Form: The STIR (socio-technical integration research) project embeds humanities scholars and social scientists within laboratories to probe the possibility and utility of collaborative inquiry to articulate, enhance and stimulate “midstream modulation” of material practices and technology development. Midstream modulation takes place in three iterative stages of inquiry by technical experts engaged in research and innovation: de facto, in which material, social, cultural, ethical and economic aspects interact with human agency and choice; reflexive, in which such aspects are recognized as such by practitioners; and deliberat(iv)e, in which decision making takes them more explicitly into account. STIR enrolls participating lab scientists as collaborators, while embedded humanists frequently contribute to the work of the lab.
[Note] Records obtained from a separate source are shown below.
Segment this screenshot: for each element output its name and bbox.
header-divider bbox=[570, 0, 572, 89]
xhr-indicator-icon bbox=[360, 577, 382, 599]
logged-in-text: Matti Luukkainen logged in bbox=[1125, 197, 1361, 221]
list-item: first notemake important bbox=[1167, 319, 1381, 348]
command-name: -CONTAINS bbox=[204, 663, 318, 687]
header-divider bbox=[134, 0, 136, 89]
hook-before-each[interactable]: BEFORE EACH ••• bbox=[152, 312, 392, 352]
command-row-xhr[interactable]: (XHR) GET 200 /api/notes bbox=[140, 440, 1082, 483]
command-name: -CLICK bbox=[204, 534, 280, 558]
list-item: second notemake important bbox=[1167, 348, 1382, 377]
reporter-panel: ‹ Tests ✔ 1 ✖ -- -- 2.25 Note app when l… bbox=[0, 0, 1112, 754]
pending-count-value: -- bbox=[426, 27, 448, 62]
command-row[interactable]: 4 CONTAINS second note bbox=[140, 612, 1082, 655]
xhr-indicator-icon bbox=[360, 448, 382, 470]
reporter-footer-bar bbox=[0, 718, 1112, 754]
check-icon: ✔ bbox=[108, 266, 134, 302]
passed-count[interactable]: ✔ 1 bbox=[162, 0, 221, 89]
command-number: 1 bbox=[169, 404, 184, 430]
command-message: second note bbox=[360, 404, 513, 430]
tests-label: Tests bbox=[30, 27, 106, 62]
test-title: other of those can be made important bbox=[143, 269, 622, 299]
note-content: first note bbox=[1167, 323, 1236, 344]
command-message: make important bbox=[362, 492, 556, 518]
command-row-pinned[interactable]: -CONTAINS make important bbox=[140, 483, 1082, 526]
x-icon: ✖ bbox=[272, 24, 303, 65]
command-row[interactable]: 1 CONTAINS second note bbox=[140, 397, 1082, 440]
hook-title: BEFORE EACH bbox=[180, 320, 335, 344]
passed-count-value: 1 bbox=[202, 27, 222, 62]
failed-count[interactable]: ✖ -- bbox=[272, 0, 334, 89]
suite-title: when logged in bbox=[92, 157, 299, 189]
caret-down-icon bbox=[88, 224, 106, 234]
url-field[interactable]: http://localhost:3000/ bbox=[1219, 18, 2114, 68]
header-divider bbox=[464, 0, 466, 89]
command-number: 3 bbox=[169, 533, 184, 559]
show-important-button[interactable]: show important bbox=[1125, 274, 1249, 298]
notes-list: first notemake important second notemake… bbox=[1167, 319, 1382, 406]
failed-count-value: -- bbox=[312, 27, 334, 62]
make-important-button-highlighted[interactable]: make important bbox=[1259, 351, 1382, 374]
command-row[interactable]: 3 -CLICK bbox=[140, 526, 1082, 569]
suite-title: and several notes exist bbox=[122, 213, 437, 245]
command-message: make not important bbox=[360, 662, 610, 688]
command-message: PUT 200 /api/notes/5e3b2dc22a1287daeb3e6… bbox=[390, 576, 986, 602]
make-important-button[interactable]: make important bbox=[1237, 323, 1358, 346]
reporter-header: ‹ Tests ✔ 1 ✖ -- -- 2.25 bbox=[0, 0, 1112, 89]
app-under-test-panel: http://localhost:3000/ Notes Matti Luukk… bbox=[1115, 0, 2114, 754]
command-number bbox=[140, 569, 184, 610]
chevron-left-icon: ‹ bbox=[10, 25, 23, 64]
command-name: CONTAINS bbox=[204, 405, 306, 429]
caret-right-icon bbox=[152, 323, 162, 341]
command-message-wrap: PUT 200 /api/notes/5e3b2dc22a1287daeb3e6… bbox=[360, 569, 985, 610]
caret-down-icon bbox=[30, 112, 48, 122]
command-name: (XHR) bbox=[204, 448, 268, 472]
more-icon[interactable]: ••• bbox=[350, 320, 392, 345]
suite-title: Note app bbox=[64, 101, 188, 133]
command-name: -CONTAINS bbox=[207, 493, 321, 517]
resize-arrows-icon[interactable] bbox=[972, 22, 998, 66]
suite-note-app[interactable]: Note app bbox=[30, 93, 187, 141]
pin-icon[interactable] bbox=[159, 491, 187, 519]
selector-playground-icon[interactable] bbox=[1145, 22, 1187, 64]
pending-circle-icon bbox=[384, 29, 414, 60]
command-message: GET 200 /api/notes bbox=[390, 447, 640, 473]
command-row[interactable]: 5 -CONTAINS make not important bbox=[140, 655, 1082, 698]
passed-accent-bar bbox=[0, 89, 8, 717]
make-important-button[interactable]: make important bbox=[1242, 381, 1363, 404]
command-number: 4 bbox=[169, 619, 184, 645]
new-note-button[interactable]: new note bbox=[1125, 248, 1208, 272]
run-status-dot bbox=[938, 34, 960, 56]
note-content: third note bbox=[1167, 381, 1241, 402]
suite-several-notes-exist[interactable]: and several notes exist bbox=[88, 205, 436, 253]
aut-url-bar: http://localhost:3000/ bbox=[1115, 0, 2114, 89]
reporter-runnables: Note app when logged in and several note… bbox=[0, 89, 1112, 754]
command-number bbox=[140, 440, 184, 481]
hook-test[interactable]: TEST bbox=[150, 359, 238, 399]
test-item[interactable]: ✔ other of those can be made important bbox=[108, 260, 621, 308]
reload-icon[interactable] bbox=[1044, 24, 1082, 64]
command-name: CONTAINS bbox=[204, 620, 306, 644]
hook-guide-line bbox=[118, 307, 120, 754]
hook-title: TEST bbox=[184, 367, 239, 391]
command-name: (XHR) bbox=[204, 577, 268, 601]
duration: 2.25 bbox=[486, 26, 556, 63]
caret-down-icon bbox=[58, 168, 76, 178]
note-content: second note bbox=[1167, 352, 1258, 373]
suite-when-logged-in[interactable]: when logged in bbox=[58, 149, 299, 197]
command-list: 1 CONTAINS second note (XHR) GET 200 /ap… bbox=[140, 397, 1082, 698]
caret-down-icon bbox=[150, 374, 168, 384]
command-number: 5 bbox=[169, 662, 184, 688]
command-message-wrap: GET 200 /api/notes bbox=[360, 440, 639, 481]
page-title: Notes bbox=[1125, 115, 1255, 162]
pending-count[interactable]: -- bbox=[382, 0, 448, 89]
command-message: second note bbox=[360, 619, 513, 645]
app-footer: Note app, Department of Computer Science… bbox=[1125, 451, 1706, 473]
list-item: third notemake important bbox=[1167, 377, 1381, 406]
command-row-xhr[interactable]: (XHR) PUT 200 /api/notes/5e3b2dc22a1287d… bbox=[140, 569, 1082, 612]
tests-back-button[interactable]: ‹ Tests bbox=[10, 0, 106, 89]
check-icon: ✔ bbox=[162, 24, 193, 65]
Means: STIR has pioneered the 12-week “laboratory engagement study” in which the results of ethnographic participant-observation are fed back into the field of study in real-time. This is done largely through a semi-structured “decision protocol” that asks fundamental, open-ended questions. The frequent and regular use of the protocol facilitates collaborative description of ongoing decision processes, which in turn serves as the basis for collaborative inquiry.

Ends: The purpose of conducting this type of engaged research is to inform the design and evaluation of future integrative efforts to ensure that they are effective (and not counter-productive) at informing the shape, direction and outcomes of emerging technologies in socially responsive ways. In the process, the research aims to explore, develop and ideally demonstrate alternative, self-critical, yet productive meaning making practices among (state funded) scientific professionals and technical experts.

Outcomes: STIR studies have been conducted in over two-dozen labs on three continents and have demonstrated that lab researchers can become more reflexively aware of societal aspects of their work, develop more deliberative processes of decision making and, alter their material practices and research directions (Fisher 2007; Fisher et al. 2010; Flipse et al. 2012; Schuurbiers 2011).